We pull up at the school and the boys gather their things for the drop off and Kenny says "Matthew...go! It's ok, I'm ok, you go have fun with Mom and have your Special Day, I get mine later." I then ask Matthew "Are you sure you don't want to go? I know how much this would mean to you." and he looks back at me, gives me a bit of a sad grin and says "No Mom, I'll stay...it's the right thing to do..." then throws me a quick "I love you" as he walks away from the car alone, his head hanging, his back straight and tall...and me with tears in my eyes that refused to stay put.
"It's the right thing to do.", what a simple powerful statement that speaks volumes out of a 9 year old boy.
As I drove back home to meet my friend, I found myself sobbing in gratitude for these children of mine, these wonderful sons whose thought and care for one another truly blows me away much of the time. Matthew and his willingness to put aside his own desires so his brother's feelings are not hurt, and Kenny as well who was able to pull himself out of his disappointment the moment he realized it was affecting his brother and strongly encourage him to do what meant so much to him...suddenly, his own feelings were not important at all.
I met my friend who asked "Where's Matthew? I thought he was coming!" and I explained what had transpired, and then SHE started crying! She said "I'm not really surprised, you have such kind boys!"

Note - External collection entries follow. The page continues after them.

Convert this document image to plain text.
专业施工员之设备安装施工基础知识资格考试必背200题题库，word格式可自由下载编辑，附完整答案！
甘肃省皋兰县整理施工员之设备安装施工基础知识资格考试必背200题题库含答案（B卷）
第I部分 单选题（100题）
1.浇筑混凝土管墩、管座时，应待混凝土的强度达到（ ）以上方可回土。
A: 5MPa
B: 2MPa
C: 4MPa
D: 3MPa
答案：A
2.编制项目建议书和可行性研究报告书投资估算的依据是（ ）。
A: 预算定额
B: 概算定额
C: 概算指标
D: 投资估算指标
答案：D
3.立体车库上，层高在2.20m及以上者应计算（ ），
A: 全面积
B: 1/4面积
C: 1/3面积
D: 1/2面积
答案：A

I don't know what we ever did to deserve these little guys in our lives, these blessings from God who are bigger blessings every single day. I can tell you, Dominick and I are not THAT kind or thoughtful, so it is not learned by example! In fact, it is often I who learn from their example.
Now if we can only get our elected officials to follow the example of a 9 year old little boy and just say "It's the right thing to do"...and then do it. How would our world be changed?